Uncomfortably Comfortable

I just signed up for the Austin Marathon. Assuming I cross the finish line (crawling counts), Austin will be marathon #9 and the seventh state in my quest to run a marathon in all 50. I object to having to run one in Delaware since it is the size of the electronics department at Target, but well, at the very least, I can pick up a Blu-Ray while I’m in town for the race.
I wrote about why I run, but really, that is a more general explanation for why I gravitate towards the activity itself.
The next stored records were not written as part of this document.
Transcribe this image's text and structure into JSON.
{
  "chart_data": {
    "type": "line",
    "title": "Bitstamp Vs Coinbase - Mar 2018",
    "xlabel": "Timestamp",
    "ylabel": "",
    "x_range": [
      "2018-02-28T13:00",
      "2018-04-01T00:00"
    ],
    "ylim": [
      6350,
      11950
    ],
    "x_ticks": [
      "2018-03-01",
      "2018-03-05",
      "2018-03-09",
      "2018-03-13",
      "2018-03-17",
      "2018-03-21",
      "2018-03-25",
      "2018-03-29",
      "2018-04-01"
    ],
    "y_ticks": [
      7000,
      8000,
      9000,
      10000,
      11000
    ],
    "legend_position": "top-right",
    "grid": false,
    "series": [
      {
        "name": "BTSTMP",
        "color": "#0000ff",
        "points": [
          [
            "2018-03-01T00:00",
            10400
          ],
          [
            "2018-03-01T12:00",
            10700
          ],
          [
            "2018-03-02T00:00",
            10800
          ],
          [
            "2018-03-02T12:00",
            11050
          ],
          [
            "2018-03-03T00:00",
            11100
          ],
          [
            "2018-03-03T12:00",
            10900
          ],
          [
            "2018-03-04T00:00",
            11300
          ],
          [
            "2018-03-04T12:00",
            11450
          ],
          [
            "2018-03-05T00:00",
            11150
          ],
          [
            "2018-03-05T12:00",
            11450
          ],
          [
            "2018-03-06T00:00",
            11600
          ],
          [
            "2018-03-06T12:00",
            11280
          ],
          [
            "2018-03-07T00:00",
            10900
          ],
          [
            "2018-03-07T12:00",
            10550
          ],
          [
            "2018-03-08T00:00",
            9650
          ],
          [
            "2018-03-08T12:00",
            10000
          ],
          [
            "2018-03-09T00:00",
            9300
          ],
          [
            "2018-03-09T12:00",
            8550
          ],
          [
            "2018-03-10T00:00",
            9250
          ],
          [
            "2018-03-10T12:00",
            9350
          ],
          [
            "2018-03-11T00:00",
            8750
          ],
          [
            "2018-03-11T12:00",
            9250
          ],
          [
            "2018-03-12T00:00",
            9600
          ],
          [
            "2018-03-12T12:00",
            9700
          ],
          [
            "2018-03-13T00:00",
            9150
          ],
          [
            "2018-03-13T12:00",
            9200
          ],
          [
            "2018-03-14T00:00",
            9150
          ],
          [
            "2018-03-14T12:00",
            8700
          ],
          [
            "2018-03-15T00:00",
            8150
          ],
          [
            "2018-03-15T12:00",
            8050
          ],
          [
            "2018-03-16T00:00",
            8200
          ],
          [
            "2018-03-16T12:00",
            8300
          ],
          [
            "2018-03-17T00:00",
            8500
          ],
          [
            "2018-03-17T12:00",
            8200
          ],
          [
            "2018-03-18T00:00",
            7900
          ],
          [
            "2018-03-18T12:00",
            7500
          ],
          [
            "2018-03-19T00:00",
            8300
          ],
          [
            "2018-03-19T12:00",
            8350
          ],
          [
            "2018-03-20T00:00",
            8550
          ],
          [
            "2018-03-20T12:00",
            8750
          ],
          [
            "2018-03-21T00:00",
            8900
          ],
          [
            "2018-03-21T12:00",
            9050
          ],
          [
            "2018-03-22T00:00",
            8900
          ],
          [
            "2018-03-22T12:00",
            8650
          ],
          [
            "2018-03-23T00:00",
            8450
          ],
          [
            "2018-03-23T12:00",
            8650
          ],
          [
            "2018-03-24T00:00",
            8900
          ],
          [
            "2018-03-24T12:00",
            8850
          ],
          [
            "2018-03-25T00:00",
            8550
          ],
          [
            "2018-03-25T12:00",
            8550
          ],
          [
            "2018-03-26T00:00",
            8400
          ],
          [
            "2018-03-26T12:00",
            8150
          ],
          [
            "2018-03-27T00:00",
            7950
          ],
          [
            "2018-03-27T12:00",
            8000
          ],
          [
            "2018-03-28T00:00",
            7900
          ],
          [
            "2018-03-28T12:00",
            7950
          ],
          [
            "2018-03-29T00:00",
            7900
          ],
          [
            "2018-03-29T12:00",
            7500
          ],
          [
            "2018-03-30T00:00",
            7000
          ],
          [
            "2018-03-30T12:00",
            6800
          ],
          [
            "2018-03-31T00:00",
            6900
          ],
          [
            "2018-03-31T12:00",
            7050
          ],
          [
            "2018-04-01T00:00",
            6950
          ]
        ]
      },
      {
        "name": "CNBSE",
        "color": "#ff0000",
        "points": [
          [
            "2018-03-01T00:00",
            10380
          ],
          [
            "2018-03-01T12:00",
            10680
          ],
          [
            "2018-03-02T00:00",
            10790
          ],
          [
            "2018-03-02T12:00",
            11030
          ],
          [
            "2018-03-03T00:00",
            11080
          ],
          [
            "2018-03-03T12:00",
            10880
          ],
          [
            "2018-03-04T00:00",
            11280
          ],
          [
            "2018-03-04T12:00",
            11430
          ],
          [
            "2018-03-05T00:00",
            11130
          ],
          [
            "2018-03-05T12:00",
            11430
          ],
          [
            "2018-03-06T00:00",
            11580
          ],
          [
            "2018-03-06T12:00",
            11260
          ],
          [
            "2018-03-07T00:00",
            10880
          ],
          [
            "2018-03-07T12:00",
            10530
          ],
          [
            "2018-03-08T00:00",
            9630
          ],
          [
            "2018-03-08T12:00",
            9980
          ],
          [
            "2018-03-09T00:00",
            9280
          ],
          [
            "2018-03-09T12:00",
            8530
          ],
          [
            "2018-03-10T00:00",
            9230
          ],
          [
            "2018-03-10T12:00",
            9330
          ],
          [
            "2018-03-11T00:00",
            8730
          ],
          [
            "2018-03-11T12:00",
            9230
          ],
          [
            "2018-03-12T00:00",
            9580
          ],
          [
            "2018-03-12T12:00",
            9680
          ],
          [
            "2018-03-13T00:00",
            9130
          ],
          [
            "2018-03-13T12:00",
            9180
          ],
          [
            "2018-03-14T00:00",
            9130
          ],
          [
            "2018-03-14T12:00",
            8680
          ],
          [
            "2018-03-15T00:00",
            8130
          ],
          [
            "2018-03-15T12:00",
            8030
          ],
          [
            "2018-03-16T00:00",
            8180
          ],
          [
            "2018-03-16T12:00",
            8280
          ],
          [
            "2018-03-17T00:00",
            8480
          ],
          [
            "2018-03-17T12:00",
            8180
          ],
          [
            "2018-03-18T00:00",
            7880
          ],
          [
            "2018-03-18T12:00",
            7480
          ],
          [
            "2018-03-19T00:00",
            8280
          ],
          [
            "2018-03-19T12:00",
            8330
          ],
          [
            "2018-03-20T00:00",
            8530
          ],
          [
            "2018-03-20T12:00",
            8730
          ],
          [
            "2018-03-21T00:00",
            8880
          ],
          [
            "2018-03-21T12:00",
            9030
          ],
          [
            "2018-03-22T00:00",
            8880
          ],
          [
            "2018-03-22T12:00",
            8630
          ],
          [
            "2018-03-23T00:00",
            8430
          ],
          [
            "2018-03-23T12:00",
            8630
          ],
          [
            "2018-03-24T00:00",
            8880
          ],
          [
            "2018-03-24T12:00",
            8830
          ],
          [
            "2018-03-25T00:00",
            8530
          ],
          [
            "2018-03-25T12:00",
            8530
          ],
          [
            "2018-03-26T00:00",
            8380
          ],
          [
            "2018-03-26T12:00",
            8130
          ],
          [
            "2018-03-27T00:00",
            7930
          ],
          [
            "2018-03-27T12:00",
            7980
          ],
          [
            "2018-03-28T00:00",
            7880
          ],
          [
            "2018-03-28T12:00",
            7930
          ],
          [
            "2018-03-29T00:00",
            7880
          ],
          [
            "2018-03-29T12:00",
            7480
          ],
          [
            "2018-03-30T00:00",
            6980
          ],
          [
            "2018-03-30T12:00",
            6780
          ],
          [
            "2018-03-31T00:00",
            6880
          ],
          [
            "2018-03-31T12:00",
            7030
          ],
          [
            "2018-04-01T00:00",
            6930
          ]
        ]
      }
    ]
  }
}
Watching my dad as a child knock out the miles certainly convinced me to run, and it certainly convinced me I had to run a marathon before I died, but still, all this talk begs another question:
Why do I continue to run marathons?
Yes, I want to run one in each state, but that is lipstick. Let me explain.
If I can do it, great, it’s an accomplishment that adds to me and helps make me shine in the eyes of those who love me. Like lipstick. It will make me pretty, especially in memory.
“You know, your great grandfather ran a race in every state.”
“Even in Delaware?”
“Even in Delaware.”
But that doesn’t fuel me. And it won’t matter until the last state is crossed off.
What matters is why I wake up at 6 a.m. for three months in a row to take on a part-time job (training) for a race that will see me bargain with God, temporarily destroy my body, possibly make me vomit, definitely make me cry, and leave me with nothing more than a shitty t-shirt I can’t wear in public, a banana and a bagel, and the sensation that my body is on fire four to five days after the race.
Did I mention I have to pay for all this? $110 for Austin. That’s pricey for a bagel. I might as well pay a hooker to spoon me while I’m at it.
Why do I do it?
Because it makes me uncomfortable.
Comfortable scares the absolute shit out of me. I think that’s a term that should be reserved for recliners. I also think white picket fences are scarier than clowns, especially that one on the tricycle in “Saw,” and “how it’s usually done” is quite possibly the most frightening four words you can string together.
I don’t want to be comfortable. It’s why I have lived in six cities and four different states, why I took a job that I was probably 75% qualified to do, and why I run marathons.
When I line up to run a marathon in that 50th state, I will still think to myself, “I don’t know if I can do this.” At mile 10, I will convince myself I can. At mile 20, I will convince myself I can’t. Then I will spend the next 6.2 miles wondering how it’s possible to feel more alive than ever before despite the fact that I feel like I am dying.
The point is that not knowing keeps me wide-eyed in life, and really, not knowing is the definition of being uncomfortable. Not knowing keeps me aware; keeps me searching; keeps me wondering.
It keeps me running long distances in shorts that are too bright and too small to wear anytime or anywhere else in life.